Middle of September appeared to be the perfect time to visit Vienna.
I gave quite some consideration how long I should stay in there in order to have a good experience.
Finally, I’ve decided to stay for 4 full days. In this post I invite you to the imperial capital and share with you my sightseeing choices and itineraries.
I arrived on Friday evening, deciding to visit famous Hofburg and Schönbrunn Palaces in the weekend. My stay was filled with museums and galleries (that’s how I love to travel) but Vienna is a charming city on its own–strolling around the old town, trying Austrian food, doing a bit of shopping–all those activities will make it refreshing city break.
On Saturday morning, before heading to the museums, I couldn’t skip famous flea market at Naschmarkt. Most days of the week, it’s just the nice place to do some grocery or have brunch, but every Saturday morning you can find stands with antics/old/quirky/peculiar items or just usual second hand goods.
The golden rule to make a fruitful visit is–the earlier you come, the better.
- Hofburg Palace
The rest of the day I spent in Hofburg palace where are located three museums- The Silver Collection, the Sissi Museum and the Imperial Apartments.
From the perspective of time, I would not rush through the Silver Collection, the rest of the exhibitions is relatively small. You can find there a dinner service designed and gifted by empress Elizabeth to emperor Franz Joseph, grand cutlery with (unfortunately) not so often nowadays used oyster forks, asparagus tongs, lobster picks and many many others!
In the museum, one can find dozens of dinnerware used by the emperor and Habsburg family members on state dinners but also in private settings. For everyone who is interested in the art of table, this part of the museum is definitely not to miss.
Part of Hofburg palace is dedicated to Sissi museum. There is not that many personal belongings there, however few of her dresses are exhibited, some of her travel accessories, few personal letters and only one of the famous stars which she had in her hair during imperial wedding.
If you opt for an audioguide, you will learn more about her life and difficulties to adjust to life in Austrian court, her transformation from a shy Bavarian girl who tried to fulfil her duties to confident woman who all her life pursued freedom. What I appreciated is that the story was presented in an honest way without the sweet pictures of her that can be found in movies.

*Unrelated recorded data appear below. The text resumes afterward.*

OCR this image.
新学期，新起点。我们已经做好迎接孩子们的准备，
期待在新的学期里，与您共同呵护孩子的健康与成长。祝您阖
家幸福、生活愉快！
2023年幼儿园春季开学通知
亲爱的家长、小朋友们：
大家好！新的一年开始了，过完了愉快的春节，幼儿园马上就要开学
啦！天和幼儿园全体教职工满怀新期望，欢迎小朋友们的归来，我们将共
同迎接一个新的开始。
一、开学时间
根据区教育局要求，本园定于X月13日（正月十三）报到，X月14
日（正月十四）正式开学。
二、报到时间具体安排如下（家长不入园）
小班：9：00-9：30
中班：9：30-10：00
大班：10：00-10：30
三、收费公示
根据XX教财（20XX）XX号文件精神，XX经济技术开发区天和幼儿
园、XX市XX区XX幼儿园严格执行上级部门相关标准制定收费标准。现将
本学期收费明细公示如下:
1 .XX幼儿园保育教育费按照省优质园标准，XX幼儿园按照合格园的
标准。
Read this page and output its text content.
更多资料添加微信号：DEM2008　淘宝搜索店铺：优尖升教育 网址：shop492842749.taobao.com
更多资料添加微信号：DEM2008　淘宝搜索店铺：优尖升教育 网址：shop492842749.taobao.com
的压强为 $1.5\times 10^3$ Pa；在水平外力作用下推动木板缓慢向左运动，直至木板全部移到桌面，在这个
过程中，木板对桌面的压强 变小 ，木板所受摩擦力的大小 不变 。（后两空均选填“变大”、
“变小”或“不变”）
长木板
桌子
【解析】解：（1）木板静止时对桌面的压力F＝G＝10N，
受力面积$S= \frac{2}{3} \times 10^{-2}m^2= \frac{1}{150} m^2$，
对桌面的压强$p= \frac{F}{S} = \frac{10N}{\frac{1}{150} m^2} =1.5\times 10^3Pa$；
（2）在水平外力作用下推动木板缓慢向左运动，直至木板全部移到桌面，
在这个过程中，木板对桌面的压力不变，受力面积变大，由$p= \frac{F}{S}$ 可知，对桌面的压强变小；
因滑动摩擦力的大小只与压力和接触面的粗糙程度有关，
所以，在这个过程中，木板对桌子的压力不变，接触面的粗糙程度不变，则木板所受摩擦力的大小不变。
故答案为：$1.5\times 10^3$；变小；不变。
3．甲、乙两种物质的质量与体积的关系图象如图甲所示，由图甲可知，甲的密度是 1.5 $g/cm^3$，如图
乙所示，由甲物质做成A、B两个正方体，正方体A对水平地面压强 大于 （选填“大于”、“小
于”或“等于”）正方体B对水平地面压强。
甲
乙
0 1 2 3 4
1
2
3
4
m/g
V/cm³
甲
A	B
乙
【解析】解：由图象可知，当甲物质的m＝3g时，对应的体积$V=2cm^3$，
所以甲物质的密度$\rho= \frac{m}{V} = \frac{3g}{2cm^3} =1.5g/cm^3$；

Sissi is presented as a complex woman who was distancing herself from the suffocating rules and restrictions of the imperial court.
The last part of the museum are the imperial apartments. This is a nice insight to the life of the imperial family and also their personalities. One can see the fairly modest bedroom of Emperor Franz Joseph and the exercise equipment of Empress Elizabeth who was obsessed about her appearance and body weight.
- National Library
At the end of the day, I visited the National Library with its impressive State Hall. This is the biggest baroque library in Europe, with more than 200,000 tomes of books, many of them are extremely rare. The library was built by the Habsburg Emperor Karl VI for the Court Library. On the sides of the library one can admire very original baroque Venetian globes.
During a visit one can feel a mysterious atmosphere of an old library. During my visit temporary exhibition about Danube river was hosted there. Verdict–definitely worth a visit–not only for bookworms.
- Schönbrunn Palace
On Sunday, I continued ‘the Sissi track’ and went to Schönbrunn Palace which was main summer residence of Habsburg rulers. This is one of the most important historical and architectural buildings in Austria. This is the place where emperor Franz Joseph was born, Mozart performed his music in the Mirror Hall, and Maria Theresa held conferences with her chancellors. Personally, I was the most amazed by the Millions Room covered with rosewood panels and many rare items from India and Persia.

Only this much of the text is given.